Cat was very unusual in her approach to cancer. She chose to treat it as a friend she was on a journey with. She embraced its presence in her body and acknowledged it; she never judged it as bad or evil but sought synergy with it and eventually a parting of ways on separate paths. Cat had four dances with cancer in her lifetime: two occurrences of breast cancer at the ages of 38 and 41; endometrial cancer at age 62; and a metastatic cancer of uncertain origin diagnosis at the age of 68. It was this final mysterious cancer that, after first appearing curable from a winter of chemotherapy and immunotherapy, took her life on Sept. 19, 2020.

Cat’s daughter and grandson were able to work and attend school remotely to live the last two months of her life with her and care for her at home. It was Cat’s strong desire that she be able to carry out her remaining days peacefully at home. The morning of her death she passed gently. While no one else in her life felt ready to lose her vivacious and sweet spirit she herself was at peace with dying.

Cat was born on March 2, 1951 in San Francisco to Jacqueline and Waldron Gardiner. Her mother died of breast cancer on Cat’s sixth birthday. Her father committed suicide three days later. Despite this early childhood darkness Cat’s light shone so brightly in adulthood. Cat and her brother Tom and sister Diana were adopted by Glen and Helen (Goodwin) Haydon and gained three additional siblings before moving just a few months later to Germany for a year. They then settled in the Bay Area where she attended high school and earned a B.A. in Russian Language and Literature at the University of California Santa Barbara.

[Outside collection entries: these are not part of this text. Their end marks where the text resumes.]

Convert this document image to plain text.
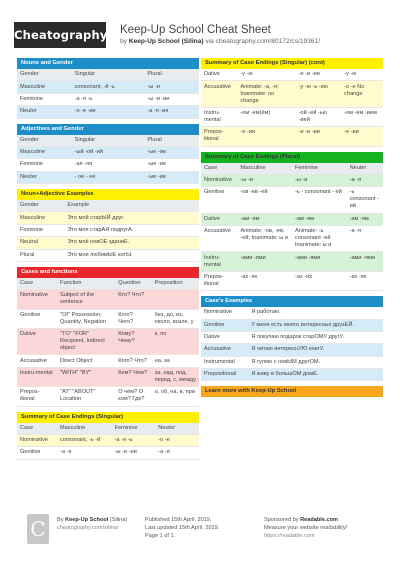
Cheatography Keep-Up School Cheat Sheet
by Keep-Up School (Silina) via cheatography.com/80172/cs/19361/
Nouns and Gender
Gender	Singular	Plural
Masculine	consonant, -й -ь	-ы -и
Feminine	-а -я -ь	-ы -и -ии
Neuter	-о -е -ие	-а -я -ия
Adjectives and Gender
Gender	Singular	Plural
Masculine	-ый -ой -ий	-ые -ие
Feminine	-ая -яя	-ые -ие
Neuter	- ое - ее	-ые -ие
Noun+Adjective Examples
Gender	Example
Masculine	Это мой старЫЙ друг.
Feminine	Это моя старАЯ подругА.
Neutral	Это моё новОЕ зданиЕ.
Plural	Это мои любимЫЕ котЫ.
Cases and functions
Case	Function	Question	Preposition
Nominative	Subject of the sentence	Кто? Что?	
Genitive	"Of" Possession, Quantity, Negation	Кого? Чего?	без, до, из, около, возле, у
Dative	"TO" "FOR" Recipient, Indirect object	Кому? Чему?	к, по
Accusative	Direct Object	Кого? Что?	на, за
Instru-mental	"WITH" "BY"	Кем? Чем?	за, над, под, перед, с, между
Prepos-itional	"AT" "ABOUT" Location	О чём? О ком? Где?	о, об, на, в, при
Summary of Case Endings (Singular)
Case	Masculine	Feminine	Neuter
Nominative	consonant, -ь -й	-а -я -ь	-о -е
Genitive	-а -я	-ы -и -ии	-а -я
Summary of Case Endings (Singular) (cont)
Dative	-у -ю	-е -и -ии	-у -ю
Accusative	Animate: -а, -я; Inanimate: no change	-у -ю -ь -ию	-о -е No change
Instru-mental	-ом -ем(ём)	-ой -ей -ью -ией	-ом -ем -ием
Prepos-itional	-е -ии	-е -и -ии	-е -ии
Summary of Case Endings (Plural)
Case	Masculine	Feminine	Neuter
Nominative	-ы -и	-ы -и	-а -я
Genitive	-ов -ев -ей	-ь - consonant - ей	-ь consonant - ий
Dative	-ам -ям	-ам -ям	-ам -ям
Accusative	Animate: -ов, -ев, -ей; Inanimate: ы и	Animate: -ь consonant -ей Inanimate: ы и	-а -я
Instru-mental	-ами -ями	-ами -ями	-ами -ями
Prepos-itional	-ах -ях	-ах -ях	-ах -ях
Case's Examples
Nominative	Я работаю.
Genitive	У меня есть много интересных друзЕЙ.
Dative	Я покупаю подарок старОМУ другУ.
Accusative	Я читаю интереснУЮ книгУ.
Instrumental	Я гуляю с новЫМ другОМ.
Prepositional	Я живу в большОМ домЕ.
Learn more with Keep-Up School
C	By Keep-Up School (Silina)
cheatography.com/silina/
Published 15th April, 2019.
Last updated 15th April, 2019.
Page 1 of 1.
Sponsored by Readable.com
Measure your website readability!
https://readable.com
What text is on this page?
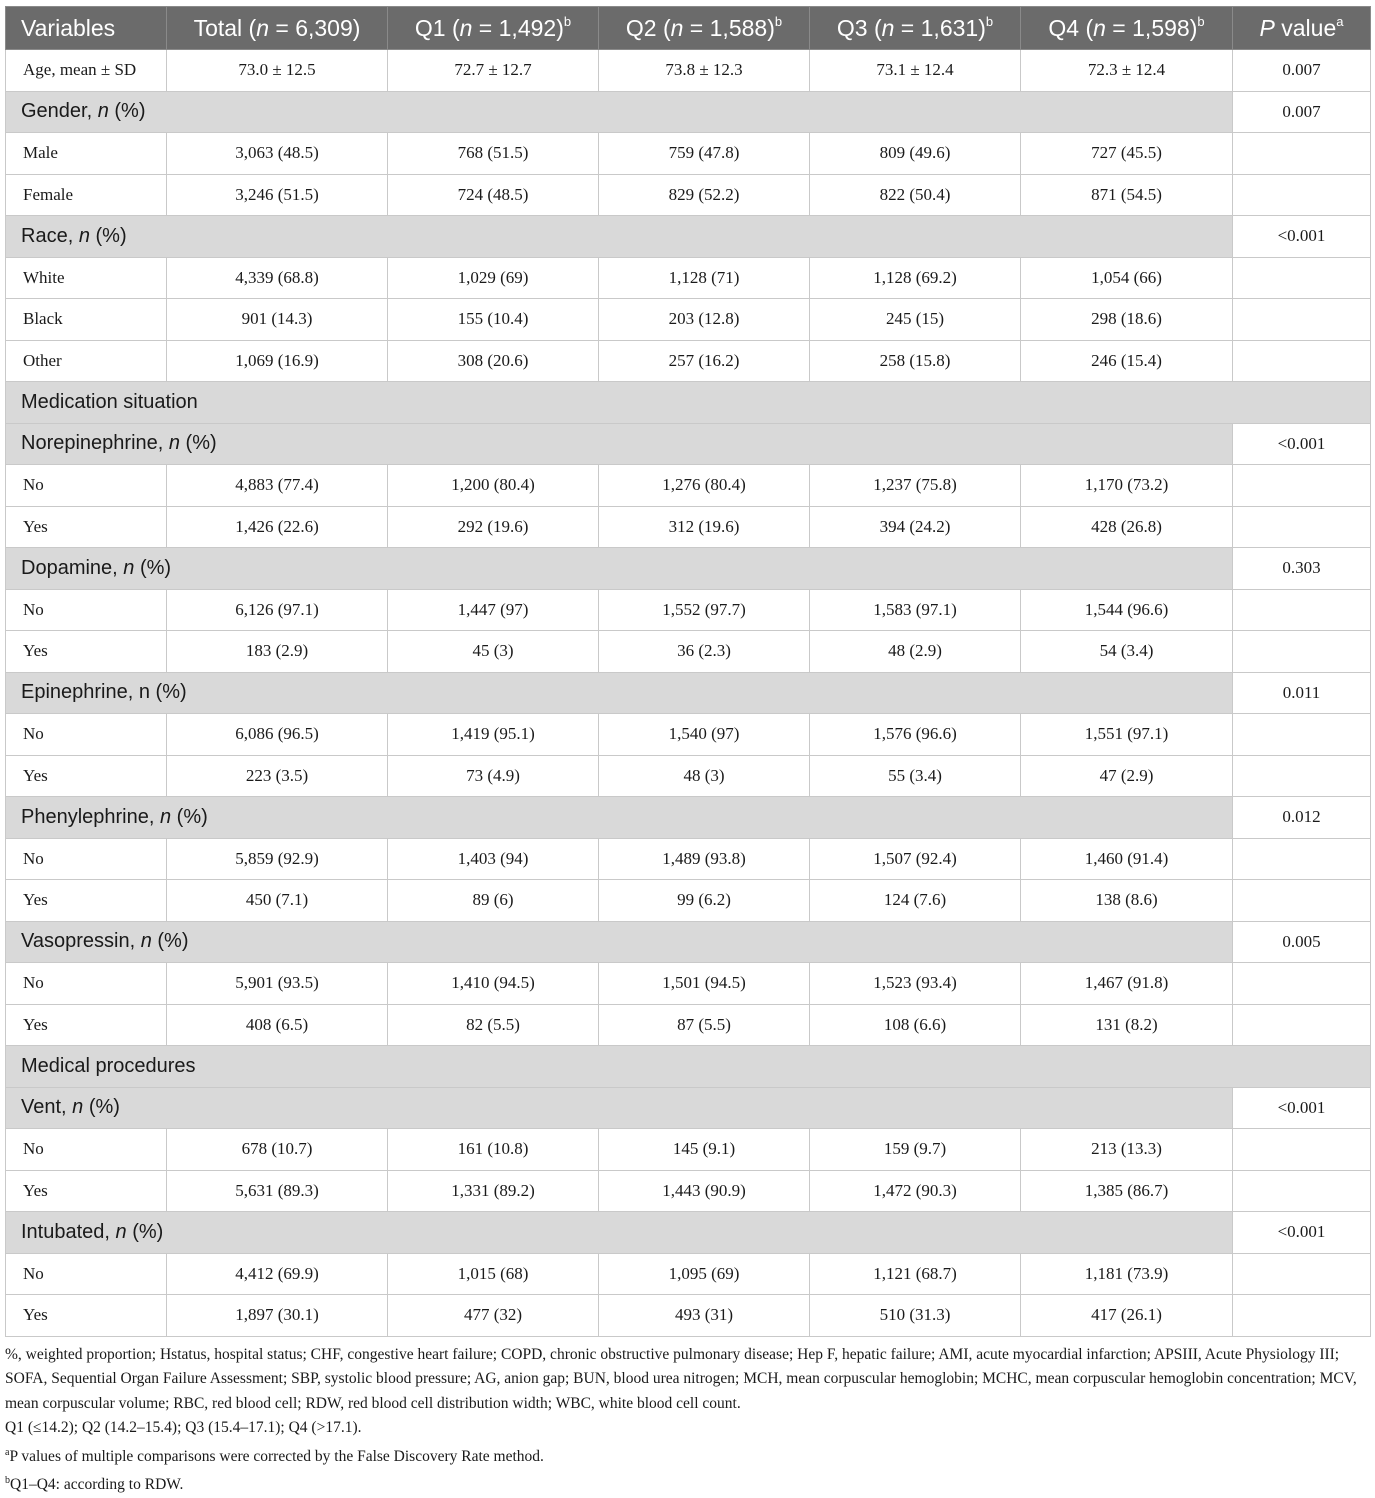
Variables	Total (n = 6,309)	Q1 (n = 1,492)$^b$	Q2 (n = 1,588)$^b$	Q3 (n = 1,631)$^b$	Q4 (n = 1,598)$^b$	P value$^a$
Age, mean ± SD	73.0 ± 12.5	72.7 ± 12.7	73.8 ± 12.3	73.1 ± 12.4	72.3 ± 12.4	0.007
Gender, n (%)						0.007
Male	3,063 (48.5)	768 (51.5)	759 (47.8)	809 (49.6)	727 (45.5)	
Female	3,246 (51.5)	724 (48.5)	829 (52.2)	822 (50.4)	871 (54.5)	
Race, n (%)						<0.001
White	4,339 (68.8)	1,029 (69)	1,128 (71)	1,128 (69.2)	1,054 (66)	
Black	901 (14.3)	155 (10.4)	203 (12.8)	245 (15)	298 (18.6)	
Other	1,069 (16.9)	308 (20.6)	257 (16.2)	258 (15.8)	246 (15.4)	
Medication situation						
Norepinephrine, n (%)						<0.001
No	4,883 (77.4)	1,200 (80.4)	1,276 (80.4)	1,237 (75.8)	1,170 (73.2)	
Yes	1,426 (22.6)	292 (19.6)	312 (19.6)	394 (24.2)	428 (26.8)	
Dopamine, n (%)						0.303
No	6,126 (97.1)	1,447 (97)	1,552 (97.7)	1,583 (97.1)	1,544 (96.6)	
Yes	183 (2.9)	45 (3)	36 (2.3)	48 (2.9)	54 (3.4)	
Epinephrine, n (%)						0.011
No	6,086 (96.5)	1,419 (95.1)	1,540 (97)	1,576 (96.6)	1,551 (97.1)	
Yes	223 (3.5)	73 (4.9)	48 (3)	55 (3.4)	47 (2.9)	
Phenylephrine, n (%)						0.012
No	5,859 (92.9)	1,403 (94)	1,489 (93.8)	1,507 (92.4)	1,460 (91.4)	
Yes	450 (7.1)	89 (6)	99 (6.2)	124 (7.6)	138 (8.6)	
Vasopressin, n (%)						0.005
No	5,901 (93.5)	1,410 (94.5)	1,501 (94.5)	1,523 (93.4)	1,467 (91.8)	
Yes	408 (6.5)	82 (5.5)	87 (5.5)	108 (6.6)	131 (8.2)	
Medical procedures						
Vent, n (%)						<0.001
No	678 (10.7)	161 (10.8)	145 (9.1)	159 (9.7)	213 (13.3)	
Yes	5,631 (89.3)	1,331 (89.2)	1,443 (90.9)	1,472 (90.3)	1,385 (86.7)	
Intubated, n (%)						<0.001
No	4,412 (69.9)	1,015 (68)	1,095 (69)	1,121 (68.7)	1,181 (73.9)	
Yes	1,897 (30.1)	477 (32)	493 (31)	510 (31.3)	417 (26.1)	

%, weighted proportion; Hstatus, hospital status; CHF, congestive heart failure; COPD, chronic obstructive pulmonary disease; Hep F, hepatic failure; AMI, acute myocardial infarction; APSIII, Acute Physiology III; SOFA, Sequential Organ Failure Assessment; SBP, systolic blood pressure; AG, anion gap; BUN, blood urea nitrogen; MCH, mean corpuscular hemoglobin; MCHC, mean corpuscular hemoglobin concentration; MCV, mean corpuscular volume; RBC, red blood cell; RDW, red blood cell distribution width; WBC, white blood cell count.

Q1 (≤14.2); Q2 (14.2–15.4); Q3 (15.4–17.1); Q4 (>17.1).

$^a$P values of multiple comparisons were corrected by the False Discovery Rate method.

$^b$Q1–Q4: according to RDW.
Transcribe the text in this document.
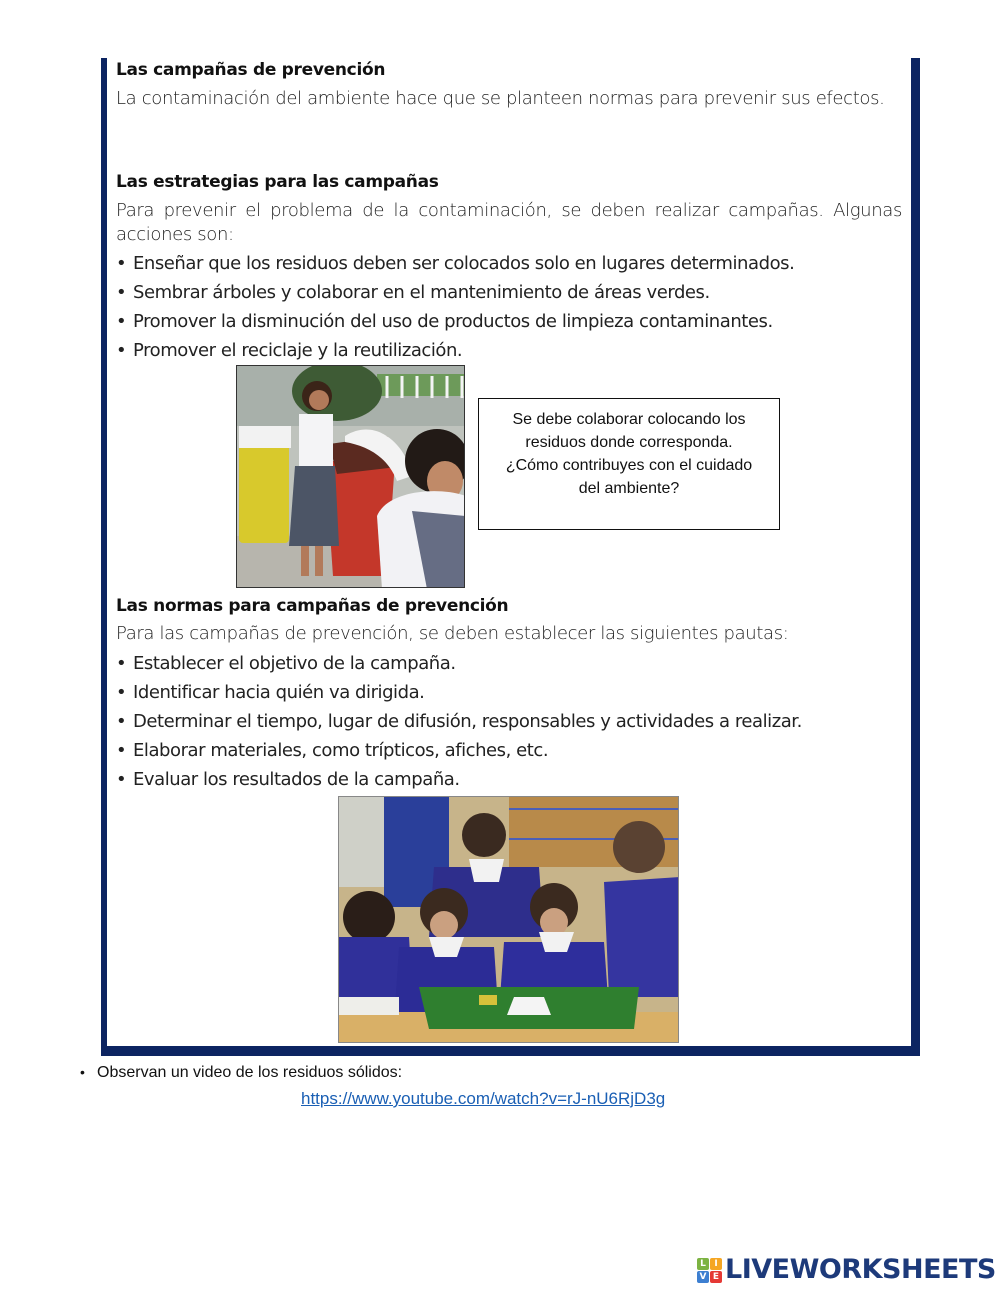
Las campañas de prevención
La contaminación del ambiente hace que se planteen normas para prevenir sus efectos.
Las estrategias para las campañas
Para prevenir el problema de la contaminación, se deben realizar campañas. Algunas acciones son:
• Enseñar que los residuos deben ser colocados solo en lugares determinados.
• Sembrar árboles y colaborar en el mantenimiento de áreas verdes.
• Promover la disminución del uso de productos de limpieza contaminantes.
• Promover el reciclaje y la reutilización.
Se debe colaborar colocando los
residuos donde corresponda.
¿Cómo contribuyes con el cuidado
del ambiente?
Las normas para campañas de prevención
Para las campañas de prevención, se deben establecer las siguientes pautas:
• Establecer el objetivo de la campaña.
• Identificar hacia quién va dirigida.
• Determinar el tiempo, lugar de difusión, responsables y actividades a realizar.
• Elaborar materiales, como trípticos, afiches, etc.
• Evaluar los resultados de la campaña.
• Observan un video de los residuos sólidos:
https://www.youtube.com/watch?v=rJ-nU6RjD3g
L I
V E LIVEWORKSHEETS
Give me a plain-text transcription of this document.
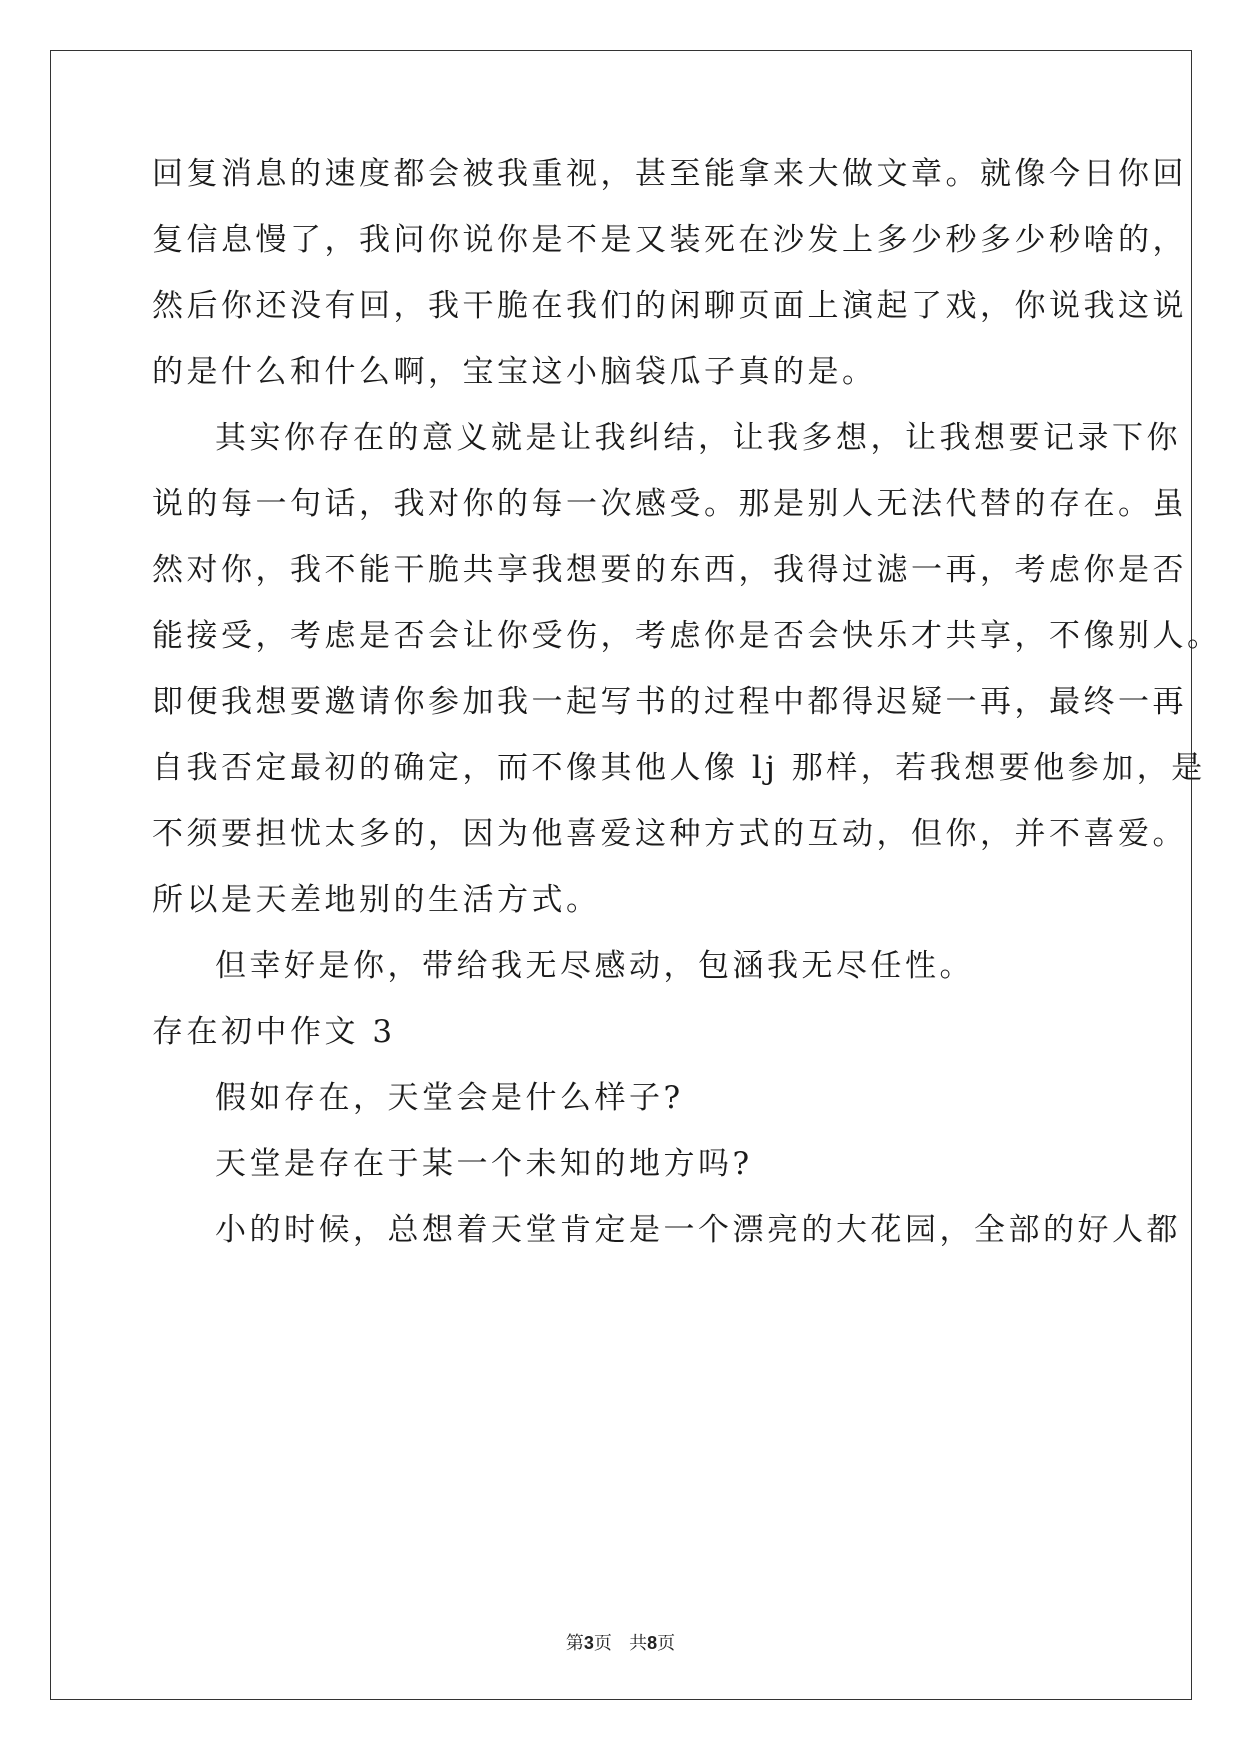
回复消息的速度都会被我重视，甚至能拿来大做文章。就像今日你回
复信息慢了，我问你说你是不是又装死在沙发上多少秒多少秒啥的，
然后你还没有回，我干脆在我们的闲聊页面上演起了戏，你说我这说
的是什么和什么啊，宝宝这小脑袋瓜子真的是。
其实你存在的意义就是让我纠结，让我多想，让我想要记录下你
说的每一句话，我对你的每一次感受。那是别人无法代替的存在。虽
然对你，我不能干脆共享我想要的东西，我得过滤一再，考虑你是否
能接受，考虑是否会让你受伤，考虑你是否会快乐才共享，不像别人。
即便我想要邀请你参加我一起写书的过程中都得迟疑一再，最终一再
自我否定最初的确定，而不像其他人像 lj 那样，若我想要他参加，是
不须要担忧太多的，因为他喜爱这种方式的互动，但你，并不喜爱。
所以是天差地别的生活方式。
但幸好是你，带给我无尽感动，包涵我无尽任性。
存在初中作文 3
假如存在，天堂会是什么样子?
天堂是存在于某一个未知的地方吗?
小的时候，总想着天堂肯定是一个漂亮的大花园，全部的好人都
第3页 共8页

After college she traveled to the Soviet Union for six weeks and spent a winter on Waldron Island before marrying Louis Bordi in Woodside, California, in 1981. Her daughter Jenny was born in 1983. Cat and Louis divorced after which Cat and Jenny briefly lived in Bothell, Washington, before Cat remembered her love of the islands and settled on Orcas Island in 1987. She married Michael Schifsky in 1988; they divorced in 1991. Cat commuted to Bellingham to earn her teaching certificate at Western Washington University before moving to Friday Harbor to teach third grade beginning in 1992. Cat remained a world traveler at heart and led fiber arts excursions with her chosen brother, Jim, to Peru, Iceland, Mexico, and Scotland. A write up on Cat’s work and passing in the NY Times titled: “Cat Bordhi, Who Challenged Traditional Ways of Knitting, Dies at 69” may be accessed at https://www.nytimes.com/2020/10/02/style/cat-bordhi-dead.html.

Cat is survived by her daughter Jenny Low; grandson Charlie Johnson; siblings Tom Haydon, Diana Rabbe, James Haydon, and Martha Haydon-Griggs; adoptive mother Helen Haydon; and hermano Jim Petkiewicz. She was predeceased by her birth parents, adoptive father, and brother, Fred Haydon.